In scuba diving, there exists the concept of going “into the blue” – away from shore and into wide-open ocean. This kind of dive requires you to let go of the anchors and rocks in your life that keep you grounded and stuck where you are. You float up in the water, and the current takes you where it will. The first time I tried to calibrate my eyes into the vast blueness of the open water before me, panic set in. Everything looked the same; I saw nothing … but blue. No rocks, no shore, no benchmarks or safety nets. This was the Galapagos, who the heck knows what might be swimming around in those waters! As the group swam away from shore, I remained death-gripped to the rocks below me. My breath quickened, as I attempted to psych myself up. Tiff, let go now. Everyone is leaving. You’ll die alone here. LET GO! My fears locked me in place, and I watched everyone else swim away. Now or never, Tiff. We’re looking for Whale Sharks, not staying stuck to the rocks. As the group got further into the blue, I tentatively opened my fingers and felt a rush as the water took me. No turning back now.
As we got further and further from shore, I lost sight of my little rock perch. I stopped looking back, actually. There’s little point trying to hold onto something you’ve left long ago; it just keeps you from seeing what’s in front of you. And for me right then, we were out looking for something magic. The excitement of the hunt (not for reals, we don’t support that) and of being so small in such a vast setting felt FREE. This wasn’t scary, it was exhilarating! And even though we didn’t find the Whale Sharks we set out for, the promise of something special being held in that vast nothingness captivated me. This crazy, confusing blue, where the magic can happen at any time.
In August, I quit my high-paying, prestigious law firm job. I didn’t (and still don’t) have another job lined up or any notion of what I might want to do instead. I just knew it wasn’t that. I was stuck, hanging onto my legal career with that same foolish death-grip. Law was the devil I knew, and staying was less scary than the vast unknown blue. I justified every year I stayed miserable and numbed myself in order to remain in place. The price of that “safety” keeping me miserably low, away from my full potential. I was no longer happy. I hadn’t been for years, but it took me 8 years of misery to finally just let go.
And, the currents of life gently pushed me away from the rocks, into the unknown. I’m still swimming out there now, in the swirling blue waters that are my day to day life now. Between yoga poses, scuba dive trips, visiting friends and family that I haven’t had a chance to spend quality time with in years, and even just sitting down to read a book, I’m living and loving the life of uncertainty, searching for little doses of magic each and every day. I’m drifting further and further from the life I knew and trusting myself to keep swimming out where I have no reference. I open myself up to new experiences everyday, and while some stick and others fade, the important thing is that I’m no longer afraid to try. I’ve traded in my stagnation-cubicle life for the promise of the vague something magic out there. And I am learning to trust that what waits out there is better than anything I can hold onto near to shore.

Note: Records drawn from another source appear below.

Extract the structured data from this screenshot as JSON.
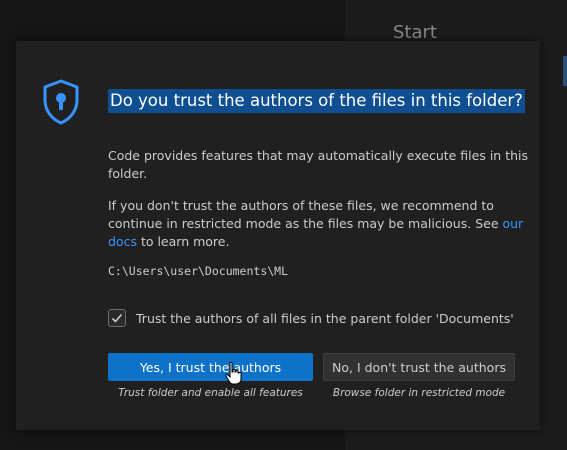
{
  "background": {
    "heading": "Start"
  },
  "dialog": {
    "title": "Do you trust the authors of the files in this folder?",
    "message1": "Code provides features that may automatically execute files in this folder.",
    "message2_before": "If you don't trust the authors of these files, we recommend to continue in restricted mode as the files may be malicious. See ",
    "message2_link": "our docs",
    "message2_after": " to learn more.",
    "folder_path": "C:\\Users\\user\\Documents\\ML",
    "checkbox": {
      "label": "Trust the authors of all files in the parent folder 'Documents'",
      "checked": true
    },
    "buttons": {
      "trust_label": "Yes, I trust the authors",
      "trust_caption": "Trust folder and enable all features",
      "distrust_label": "No, I don't trust the authors",
      "distrust_caption": "Browse folder in restricted mode"
    },
    "icon": "shield-lock-icon"
  },
  "colors": {
    "accent": "#0e72c8",
    "link": "#3794ff",
    "title_highlight": "#0f4f91"
  }
}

So, while it’s scary to let go of what you know, the scene you’re sick of, and try something new, that’s also the only way that we can start to reach magic. As they say, a ship in the harbor is safe, but that’s not what ships are built for. This is my year to sail out into the sunset, take infinite leaps of faith, and find my true self somewhere in the blue.
Thought up: scuba diving in the Galapagos
Written up: from my kitchen table in DTLA, right before leaving for 2 months in Asia.